WHAT TO LOOK FOR
Look for rust
Major body restoration is terrifyingly expensive, and while corrosion isn’t as widespread as you’d expect it’s worth checking around the wheelarches, front wings, sills and body panel seams just in case. Rusty front and rear valances on early models were cured on later models by a switch to composite materials. The bonnet, boot lid, and door skins are aluminium but check for corrosion around locks, handles, and badges (spacers were added later to counteract this, but it can still occur). And remember that replacing exterior trim and chrome won’t be cheap – it’s not the sort of stuff that turns up at a breaker. Post1989 models benefitted from improved paint quality and wax-injected sills, and resist rust much better.
Head down under
Check underneath, too. Although rare, rot could have affected the cabin and boot floor, as well as the front chassis legs and rear crossmember. Rear suspension spring pans and turrets succumb, too, and it’s an awkward and expensive repair. Ultimately, any example that appears to contain filler or has been poorly painted should be given a wide berth. Some examples have been facelifted with later parts so ensure you know what you’re looking at.
Keep your cool
The big V8 is fundamentally strong, but look for an iron-clad service history from a main dealer or reputable specialist. The big worry is head gasket failure – changing the pair will result in a £5000 bill – so ensure the cooling system is in tip-top condition. Post-1994 cars are more likely to suffer from problems, but coolant loss at speed will rapidly lead to failure. The alloy construction means antifreeze levels are crucial in preventing corrosion, and piston-knock probably points to previous overheating. Walk away from any car exhibiting signs of excessive exhaust smoke.

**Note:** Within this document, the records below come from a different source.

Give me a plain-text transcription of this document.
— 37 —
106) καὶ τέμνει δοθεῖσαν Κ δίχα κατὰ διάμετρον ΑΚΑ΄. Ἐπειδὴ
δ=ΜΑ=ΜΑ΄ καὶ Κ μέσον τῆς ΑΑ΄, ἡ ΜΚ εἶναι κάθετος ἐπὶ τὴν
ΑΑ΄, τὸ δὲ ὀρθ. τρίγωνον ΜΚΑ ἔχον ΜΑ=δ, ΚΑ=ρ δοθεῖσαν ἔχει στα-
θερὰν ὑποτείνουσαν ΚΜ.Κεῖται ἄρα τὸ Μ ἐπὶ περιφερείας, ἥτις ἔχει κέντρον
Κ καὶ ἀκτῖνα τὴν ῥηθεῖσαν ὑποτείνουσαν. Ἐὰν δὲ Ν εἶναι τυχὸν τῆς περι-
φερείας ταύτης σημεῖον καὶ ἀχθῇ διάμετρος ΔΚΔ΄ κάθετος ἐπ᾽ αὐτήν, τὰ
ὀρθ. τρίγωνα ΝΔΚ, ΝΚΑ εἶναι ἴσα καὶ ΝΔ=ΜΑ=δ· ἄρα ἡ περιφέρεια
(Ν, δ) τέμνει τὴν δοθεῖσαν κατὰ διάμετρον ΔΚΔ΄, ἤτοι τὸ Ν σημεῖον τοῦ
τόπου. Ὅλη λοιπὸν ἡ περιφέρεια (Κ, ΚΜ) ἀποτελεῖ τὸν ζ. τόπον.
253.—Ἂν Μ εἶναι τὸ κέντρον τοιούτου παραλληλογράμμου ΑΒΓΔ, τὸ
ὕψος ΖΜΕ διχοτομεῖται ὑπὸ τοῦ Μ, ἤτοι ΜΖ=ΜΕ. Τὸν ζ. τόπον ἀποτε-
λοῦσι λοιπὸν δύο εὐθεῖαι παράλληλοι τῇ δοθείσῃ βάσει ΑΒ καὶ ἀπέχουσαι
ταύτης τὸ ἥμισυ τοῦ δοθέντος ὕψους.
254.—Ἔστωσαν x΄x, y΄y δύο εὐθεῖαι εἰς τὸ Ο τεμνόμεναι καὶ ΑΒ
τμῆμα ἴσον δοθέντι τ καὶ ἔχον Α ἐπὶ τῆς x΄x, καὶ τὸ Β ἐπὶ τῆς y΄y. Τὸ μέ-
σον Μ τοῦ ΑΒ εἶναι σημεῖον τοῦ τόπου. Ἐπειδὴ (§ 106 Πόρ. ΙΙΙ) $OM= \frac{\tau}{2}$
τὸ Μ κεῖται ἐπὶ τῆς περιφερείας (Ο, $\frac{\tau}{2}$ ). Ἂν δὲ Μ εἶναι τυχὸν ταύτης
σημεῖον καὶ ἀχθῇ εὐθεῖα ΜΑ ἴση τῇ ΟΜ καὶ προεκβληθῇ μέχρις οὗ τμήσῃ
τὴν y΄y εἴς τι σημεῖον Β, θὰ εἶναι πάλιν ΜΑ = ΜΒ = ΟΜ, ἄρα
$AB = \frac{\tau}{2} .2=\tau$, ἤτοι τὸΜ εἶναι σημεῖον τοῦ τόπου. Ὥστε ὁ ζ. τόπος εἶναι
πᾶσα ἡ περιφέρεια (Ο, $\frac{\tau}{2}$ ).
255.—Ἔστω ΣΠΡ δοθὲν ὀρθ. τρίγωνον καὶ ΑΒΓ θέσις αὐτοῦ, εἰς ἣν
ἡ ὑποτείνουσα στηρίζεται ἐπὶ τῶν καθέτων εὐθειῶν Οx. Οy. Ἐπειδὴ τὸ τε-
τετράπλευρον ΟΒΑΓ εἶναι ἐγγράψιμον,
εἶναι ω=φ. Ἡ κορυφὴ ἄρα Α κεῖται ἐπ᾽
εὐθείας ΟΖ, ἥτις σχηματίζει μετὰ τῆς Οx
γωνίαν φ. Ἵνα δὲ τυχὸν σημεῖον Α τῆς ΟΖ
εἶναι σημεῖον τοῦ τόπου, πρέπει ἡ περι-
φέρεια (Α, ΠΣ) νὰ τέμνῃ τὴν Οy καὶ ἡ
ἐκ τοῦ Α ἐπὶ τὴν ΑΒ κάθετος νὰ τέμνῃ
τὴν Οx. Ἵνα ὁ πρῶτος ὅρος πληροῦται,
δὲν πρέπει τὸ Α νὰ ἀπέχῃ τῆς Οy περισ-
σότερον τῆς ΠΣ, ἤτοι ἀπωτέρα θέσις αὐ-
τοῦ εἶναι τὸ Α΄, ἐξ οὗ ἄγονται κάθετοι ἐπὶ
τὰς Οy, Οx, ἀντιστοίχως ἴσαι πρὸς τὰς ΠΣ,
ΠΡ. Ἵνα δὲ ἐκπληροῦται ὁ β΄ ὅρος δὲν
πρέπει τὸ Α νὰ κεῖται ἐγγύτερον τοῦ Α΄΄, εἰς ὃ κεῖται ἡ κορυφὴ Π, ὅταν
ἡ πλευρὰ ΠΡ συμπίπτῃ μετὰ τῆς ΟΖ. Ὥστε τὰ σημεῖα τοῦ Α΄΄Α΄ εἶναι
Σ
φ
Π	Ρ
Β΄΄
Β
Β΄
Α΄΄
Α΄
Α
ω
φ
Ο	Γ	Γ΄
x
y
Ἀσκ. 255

Engines can leak a little oil – mostly from the rocker covers and sump – but it should only be very minor. Neglected oil and filter changes – which should be done every 6000 miles – will lead to noisy hydraulic tappets. The Garrett turbocharger rarely gives trouble, but be wary of an early carburettor engine that doesn’t run cleanly, because the Solex unit can be costly to sort. The Bosch KE-Jetronic injection is fine, although the later Zytek management system can suffer faults.
How’s the gearbox?
Bentley replaced the original three-speed automatic transmission with a four-speed GM4L80E unit in 1992. Neither is troublesome, but check the fluid – if it’s dark or smells burnt, the ’box may have overheated in the past – and look for evidence of regular fluid/filter changes. The rear axle rarely fails but can whine slightly; anything more than that is a major worry – and a potentially expensive one.